Whitehorse Daily Star

City council spurns online voting concept

After listening to two presentations from a Whitehorse resident, city council decided Monday evening not to introduce online voting for this October’s municipal election.

By Whitehorse Star on May 14, 2024

Revised - After listening to two presentations from a Whitehorse resident, city council decided Monday evening not to introduce online voting for this October’s municipal election.

The relevant provisions from the lengthy bylaw covering the election will be removed.

For the second straight week, Daniel Sokolov, an innovative journalist and IT security reporter for more than two decades, appeared Monday before council members.

He repeated some of the arguments he’d made at the May 6 standing committees meeting, including a reference to his research showing that online voting fails to motivate those who don’t currently vote.

Online voting creates no positive nor negative effect on voters, Sokolov reiterated Monday, especially on young ones.

Conversely, the ability to vote by mail “does increase voter turnout quite a bit,” he told council.

In 2000, Sokolov said, Arizona Democrats experimented with online voting in the federal election primaries.

The non-white vote dropped by 36 per cent from the 1996 primaries and the white vote fell by seven per cent, Sokolov reported.

The amendment to drop online voting provisions from the bylaw was forwarded by Coun. Ted Laking.

“This was brought forward to ensure the integrity of Whitehorse municipal elections and to reduce the risk of foreign interference in the electoral process,” Laking said in a statement Tuesday.

“We have seen foreign governments take a major interest in interfering in the political process in our country, either through attempting to influence nomination races for federal parties or to suppress the vote.
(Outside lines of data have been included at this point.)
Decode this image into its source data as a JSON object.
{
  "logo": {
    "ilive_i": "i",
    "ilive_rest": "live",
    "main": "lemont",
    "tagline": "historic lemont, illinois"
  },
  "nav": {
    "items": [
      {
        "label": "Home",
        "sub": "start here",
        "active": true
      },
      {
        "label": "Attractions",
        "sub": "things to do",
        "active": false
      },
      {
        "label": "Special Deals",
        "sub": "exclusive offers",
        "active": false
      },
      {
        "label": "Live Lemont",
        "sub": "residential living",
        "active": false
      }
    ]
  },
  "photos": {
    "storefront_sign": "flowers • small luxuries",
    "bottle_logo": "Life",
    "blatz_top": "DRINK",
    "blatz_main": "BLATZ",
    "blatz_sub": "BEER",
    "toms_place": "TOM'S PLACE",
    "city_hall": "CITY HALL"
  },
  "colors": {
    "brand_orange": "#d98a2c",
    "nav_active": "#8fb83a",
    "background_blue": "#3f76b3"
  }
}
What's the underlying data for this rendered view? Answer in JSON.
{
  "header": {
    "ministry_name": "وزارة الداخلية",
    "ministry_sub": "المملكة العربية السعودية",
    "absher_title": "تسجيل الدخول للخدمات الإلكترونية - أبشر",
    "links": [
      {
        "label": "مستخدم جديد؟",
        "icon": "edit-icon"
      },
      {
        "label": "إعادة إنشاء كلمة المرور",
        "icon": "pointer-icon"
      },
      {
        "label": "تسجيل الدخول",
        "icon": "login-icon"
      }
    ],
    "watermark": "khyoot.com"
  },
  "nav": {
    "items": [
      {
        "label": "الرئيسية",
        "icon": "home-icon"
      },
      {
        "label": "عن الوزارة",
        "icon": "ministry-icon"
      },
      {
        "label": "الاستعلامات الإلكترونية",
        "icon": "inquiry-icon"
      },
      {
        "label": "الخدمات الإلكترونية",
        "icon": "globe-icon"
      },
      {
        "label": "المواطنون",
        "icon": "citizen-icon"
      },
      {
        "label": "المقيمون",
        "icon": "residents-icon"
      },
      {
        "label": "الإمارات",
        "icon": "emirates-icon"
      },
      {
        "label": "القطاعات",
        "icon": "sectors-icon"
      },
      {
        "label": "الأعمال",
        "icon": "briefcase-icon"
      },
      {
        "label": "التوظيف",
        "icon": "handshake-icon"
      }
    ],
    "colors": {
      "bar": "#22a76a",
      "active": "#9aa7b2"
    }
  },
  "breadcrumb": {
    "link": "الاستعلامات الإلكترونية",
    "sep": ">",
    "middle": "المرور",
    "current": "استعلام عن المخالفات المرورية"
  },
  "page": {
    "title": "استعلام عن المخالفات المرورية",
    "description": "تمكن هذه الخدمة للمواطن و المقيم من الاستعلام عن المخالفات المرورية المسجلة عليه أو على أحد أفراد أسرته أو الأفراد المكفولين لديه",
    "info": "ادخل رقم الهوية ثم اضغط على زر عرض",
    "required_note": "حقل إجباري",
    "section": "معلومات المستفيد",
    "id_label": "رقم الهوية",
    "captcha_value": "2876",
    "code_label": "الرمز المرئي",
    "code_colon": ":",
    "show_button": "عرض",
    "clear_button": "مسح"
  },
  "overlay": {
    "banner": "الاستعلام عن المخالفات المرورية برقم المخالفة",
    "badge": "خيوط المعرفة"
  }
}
“Why would we open the door and put ourselves at an increased risk of foreign interference at a time when everybody else is raising red flags?” he asked.

During Monday’s debate, Laking brought up research from Ontario’s Western University indicating that there are still significant concerns and challenges with ensuring the integrity of online voting in Canada.

These challenges include risks such as vote selling or coercion due to the unsupervised nature of Internet voting, he noted.

They also include phishing, client-side malware, and denial of service cyber-attacks.

“At a time of increasing polarization in our political world, ensuring the integrity and trust in our election processes is paramount,” added Laking.

“That said, in order to encourage further participation and engagement, it was clear throughout the discussion that we need to do more to enhance things such as mobile polls or even just ensuring our polling stations are accessible with infrastructure such as ramps.”

Every council member except Mayor Laura Cabott supported Laking’s amendment.

Councillors stated a number of reasons for their decision, such as the fact that online voting does not increase voter turnout, risks to the integrity of the election, IT security, and loss of the community nature of voting, where parents can teach their children about democracy.

“I’m glad city council made the right decision,” Sokolov said after the vote.